We have a DSE v6.0.4 cluster having 3 DCs, total of 12 nodes.
- DC1 - Search DC - 3 nodes
- DC2- SearchAnalytics DC - 3 nodes
- DC3 - Analytics DC - 6 nodes
In system.log of DC3, constantly getting below error-
ERROR [MessagingService-Incoming-/10.1.87.91] 2020-05-11 16:06:03,075 MessagingService.java:825 - java.util.concurrent.RejectedExecutionException while receiving WRITES.WRITE from /10.1.87.91, caused by: Too many pending remote requests!
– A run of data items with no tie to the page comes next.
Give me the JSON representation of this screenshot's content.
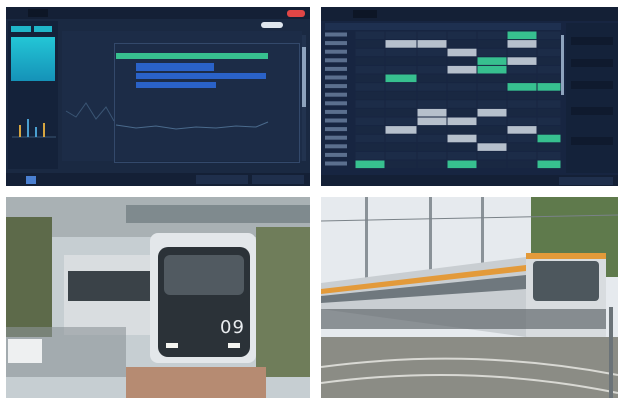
{
  "colors": {
    "dashboard_bg": "#1a2942",
    "dashboard_panel": "#14223a",
    "accent_cyan": "#1fb6c9",
    "accent_green": "#37c08f",
    "accent_blue": "#2a62c8",
    "alert_red": "#e04646"
  },
  "photo_left": {
    "car_number": "09"
  },
  "icons": {
    "top_left_toggle": "toggle-switch-icon",
    "top_left_close": "close-button-icon",
    "bottom_left_icon": "grid-icon"
  }
}
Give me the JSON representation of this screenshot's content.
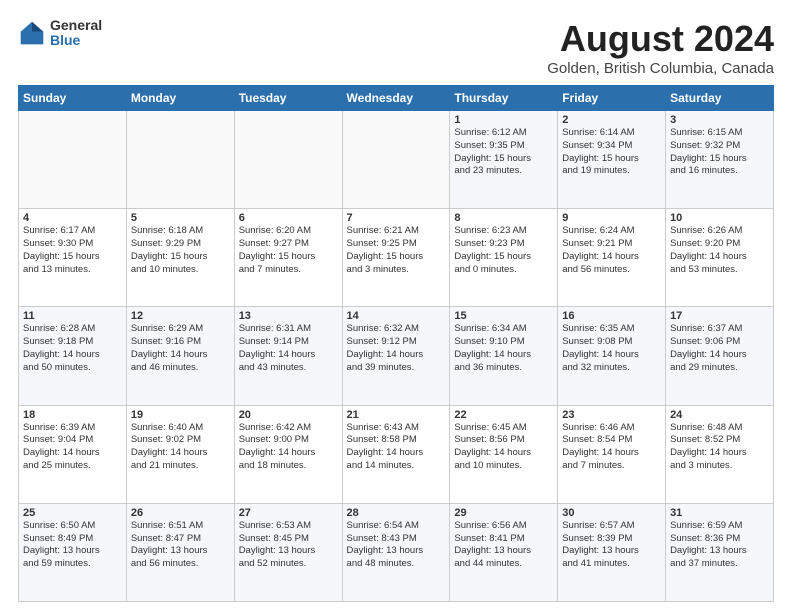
{
  "header": {
    "logo": {
      "general": "General",
      "blue": "Blue"
    },
    "title": "August 2024",
    "location": "Golden, British Columbia, Canada"
  },
  "calendar": {
    "weekdays": [
      "Sunday",
      "Monday",
      "Tuesday",
      "Wednesday",
      "Thursday",
      "Friday",
      "Saturday"
    ],
    "weeks": [
      [
        {
          "day": "",
          "info": ""
        },
        {
          "day": "",
          "info": ""
        },
        {
          "day": "",
          "info": ""
        },
        {
          "day": "",
          "info": ""
        },
        {
          "day": "1",
          "info": "Sunrise: 6:12 AM\nSunset: 9:35 PM\nDaylight: 15 hours\nand 23 minutes."
        },
        {
          "day": "2",
          "info": "Sunrise: 6:14 AM\nSunset: 9:34 PM\nDaylight: 15 hours\nand 19 minutes."
        },
        {
          "day": "3",
          "info": "Sunrise: 6:15 AM\nSunset: 9:32 PM\nDaylight: 15 hours\nand 16 minutes."
        }
      ],
      [
        {
          "day": "4",
          "info": "Sunrise: 6:17 AM\nSunset: 9:30 PM\nDaylight: 15 hours\nand 13 minutes."
        },
        {
          "day": "5",
          "info": "Sunrise: 6:18 AM\nSunset: 9:29 PM\nDaylight: 15 hours\nand 10 minutes."
        },
        {
          "day": "6",
          "info": "Sunrise: 6:20 AM\nSunset: 9:27 PM\nDaylight: 15 hours\nand 7 minutes."
        },
        {
          "day": "7",
          "info": "Sunrise: 6:21 AM\nSunset: 9:25 PM\nDaylight: 15 hours\nand 3 minutes."
        },
        {
          "day": "8",
          "info": "Sunrise: 6:23 AM\nSunset: 9:23 PM\nDaylight: 15 hours\nand 0 minutes."
        },
        {
          "day": "9",
          "info": "Sunrise: 6:24 AM\nSunset: 9:21 PM\nDaylight: 14 hours\nand 56 minutes."
        },
        {
          "day": "10",
          "info": "Sunrise: 6:26 AM\nSunset: 9:20 PM\nDaylight: 14 hours\nand 53 minutes."
        }
      ],
      [
        {
          "day": "11",
          "info": "Sunrise: 6:28 AM\nSunset: 9:18 PM\nDaylight: 14 hours\nand 50 minutes."
        },
        {
          "day": "12",
          "info": "Sunrise: 6:29 AM\nSunset: 9:16 PM\nDaylight: 14 hours\nand 46 minutes."
        },
        {
          "day": "13",
          "info": "Sunrise: 6:31 AM\nSunset: 9:14 PM\nDaylight: 14 hours\nand 43 minutes."
        },
        {
          "day": "14",
          "info": "Sunrise: 6:32 AM\nSunset: 9:12 PM\nDaylight: 14 hours\nand 39 minutes."
        },
        {
          "day": "15",
          "info": "Sunrise: 6:34 AM\nSunset: 9:10 PM\nDaylight: 14 hours\nand 36 minutes."
        },
        {
          "day": "16",
          "info": "Sunrise: 6:35 AM\nSunset: 9:08 PM\nDaylight: 14 hours\nand 32 minutes."
        },
        {
          "day": "17",
          "info": "Sunrise: 6:37 AM\nSunset: 9:06 PM\nDaylight: 14 hours\nand 29 minutes."
        }
      ],
      [
        {
          "day": "18",
          "info": "Sunrise: 6:39 AM\nSunset: 9:04 PM\nDaylight: 14 hours\nand 25 minutes."
        },
        {
          "day": "19",
          "info": "Sunrise: 6:40 AM\nSunset: 9:02 PM\nDaylight: 14 hours\nand 21 minutes."
        },
        {
          "day": "20",
          "info": "Sunrise: 6:42 AM\nSunset: 9:00 PM\nDaylight: 14 hours\nand 18 minutes."
        },
        {
          "day": "21",
          "info": "Sunrise: 6:43 AM\nSunset: 8:58 PM\nDaylight: 14 hours\nand 14 minutes."
        },
        {
          "day": "22",
          "info": "Sunrise: 6:45 AM\nSunset: 8:56 PM\nDaylight: 14 hours\nand 10 minutes."
        },
        {
          "day": "23",
          "info": "Sunrise: 6:46 AM\nSunset: 8:54 PM\nDaylight: 14 hours\nand 7 minutes."
        },
        {
          "day": "24",
          "info": "Sunrise: 6:48 AM\nSunset: 8:52 PM\nDaylight: 14 hours\nand 3 minutes."
        }
      ],
      [
        {
          "day": "25",
          "info": "Sunrise: 6:50 AM\nSunset: 8:49 PM\nDaylight: 13 hours\nand 59 minutes."
        },
        {
          "day": "26",
          "info": "Sunrise: 6:51 AM\nSunset: 8:47 PM\nDaylight: 13 hours\nand 56 minutes."
        },
        {
          "day": "27",
          "info": "Sunrise: 6:53 AM\nSunset: 8:45 PM\nDaylight: 13 hours\nand 52 minutes."
        },
        {
          "day": "28",
          "info": "Sunrise: 6:54 AM\nSunset: 8:43 PM\nDaylight: 13 hours\nand 48 minutes."
        },
        {
          "day": "29",
          "info": "Sunrise: 6:56 AM\nSunset: 8:41 PM\nDaylight: 13 hours\nand 44 minutes."
        },
        {
          "day": "30",
          "info": "Sunrise: 6:57 AM\nSunset: 8:39 PM\nDaylight: 13 hours\nand 41 minutes."
        },
        {
          "day": "31",
          "info": "Sunrise: 6:59 AM\nSunset: 8:36 PM\nDaylight: 13 hours\nand 37 minutes."
        }
      ]
    ]
  }
}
INFO [ScheduledTasks:1] 2020-05-11 16:06:03,924 DroppedMessages.java:104 - MUTATION messages were dropped in last 5000 ms: 2 internal and 689 cross node. Mean internal dropped latency: 2046 ms and Mean cross-node dropped latency: 2084 ms
nodetool tpstats in one of the nodes of DC3 has pending tasks for HintsDispatcher -
Pool Name Active Pending (w/Backpressure) Delayed Completed Blocked All time blocked HintsDispatcher 2 10 (N/A) N/A 0 0 0
Also, /var/lib/cassandra/hints directory has size of 204G.
I have tried nodetool repair -full, one node at a time, on all the nodes of the cluster, but still the cassandra hints directory size is around 200G. And the hints dispatcher active and pending tasks is not reducing.
What should be the next step we should try?